Tracing Distribution Shifts with Causal System Maps
Joran Leest, Ilias Gerostathopoulos, Patricia Lago, Claudia Raibulet
TL;DR
The paper tackles the problem of attributing distribution shifts in ML systems to their causes rather than merely detecting that a shift has occurred. It proposes ML System Maps, a hierarchical, causal, view-based representation that explicitly models the environment and internal subsystems to trace shifts. The approach defines a notation and three coordinated views, and develops AQ1–AQ3 attribution patterns to route, localize, and externalize causes, with potential use of Shapley-based attribution. If validated, ML System Maps could improve incident response, cross-team collaboration, and the reliability of ML deployments by providing structured, end-to-end shift explanation.
Abstract
Monitoring machine learning (ML) systems is hard, with standard practice focusing on detecting distribution shifts rather than their causes.

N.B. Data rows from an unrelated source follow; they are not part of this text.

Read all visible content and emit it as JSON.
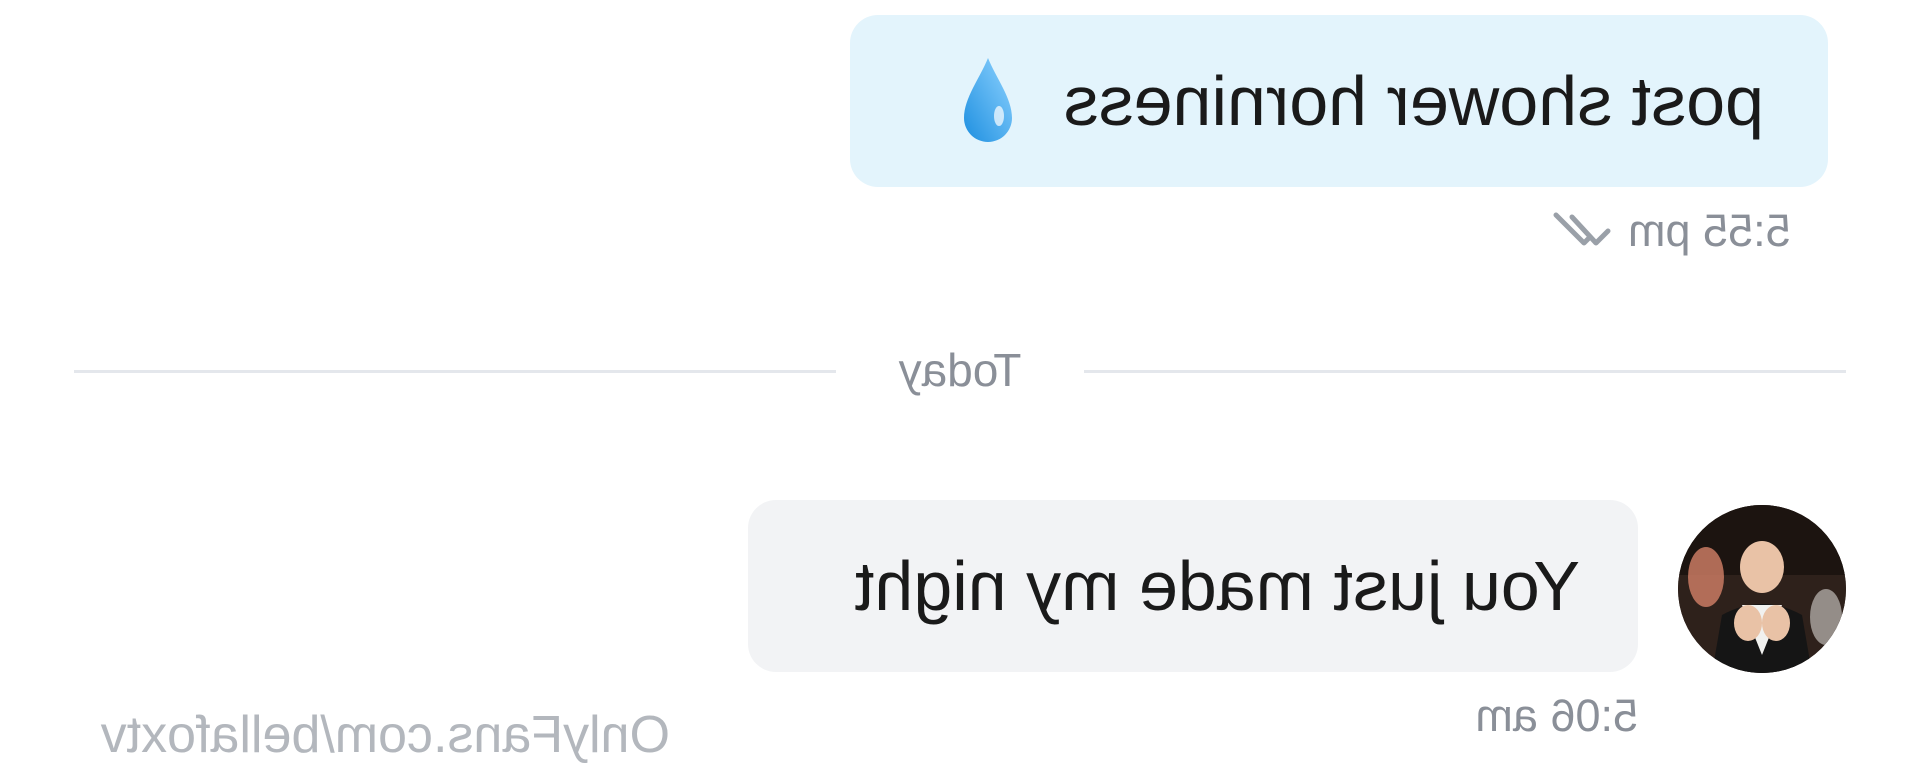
{
  "messages": [
    {
      "direction": "outgoing",
      "text": "post shower horniness",
      "emoji": "droplet-icon",
      "time": "5:55 pm",
      "status": "read"
    },
    {
      "direction": "incoming",
      "text": "You just made my night",
      "time": "5:06 am"
    }
  ],
  "divider": {
    "label": "Today"
  },
  "watermark": "OnlyFans.com/bellafoxtv",
  "colors": {
    "outgoing_bubble": "#e3f4fc",
    "incoming_bubble": "#f2f3f5",
    "timestamp": "#8a8f98",
    "divider_line": "#e4e7ec",
    "watermark": "#b3b7bd"
  }
}
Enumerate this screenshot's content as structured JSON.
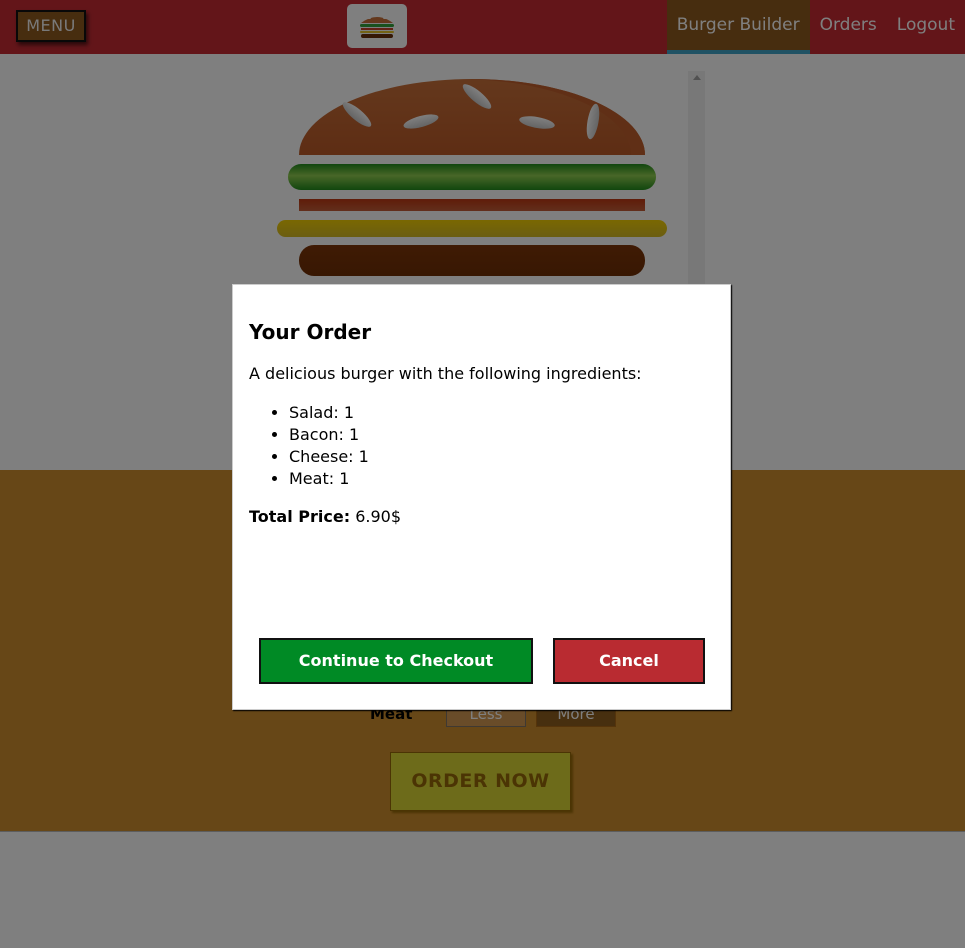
{
  "toolbar": {
    "menu_label": "MENU",
    "logo_icon": "burger-logo-icon",
    "nav": [
      {
        "label": "Burger Builder",
        "active": true
      },
      {
        "label": "Orders",
        "active": false
      },
      {
        "label": "Logout",
        "active": false
      }
    ]
  },
  "burger": {
    "ingredients": [
      "bread-top",
      "salad",
      "bacon",
      "cheese",
      "meat"
    ]
  },
  "controls": {
    "visible_row": {
      "label": "Meat",
      "less_label": "Less",
      "more_label": "More"
    },
    "order_button": "ORDER NOW"
  },
  "modal": {
    "title": "Your Order",
    "description": "A delicious burger with the following ingredients:",
    "ingredients": [
      {
        "text": "Salad: 1"
      },
      {
        "text": "Bacon: 1"
      },
      {
        "text": "Cheese: 1"
      },
      {
        "text": "Meat: 1"
      }
    ],
    "price_label": "Total Price:",
    "price_value": "6.90$",
    "continue_label": "Continue to Checkout",
    "cancel_label": "Cancel"
  },
  "colors": {
    "toolbar": "#c62b33",
    "nav_active": "#8f5a1f",
    "controls_bg": "#cf8f2e",
    "continue": "#008a25",
    "cancel": "#b92b31",
    "order_now": "#dad735"
  }
}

Root-cause analysis often relies on manual tracing to determine whether a shift is caused by software faults, data-quality issues, or natural change. We propose ML System Maps -- causal maps that, through layered views, make explicit the propagation paths between the environment and the ML system's internals, enabling systematic attribution of distribution shifts. We outline the approach and a research agenda for its development and evaluation.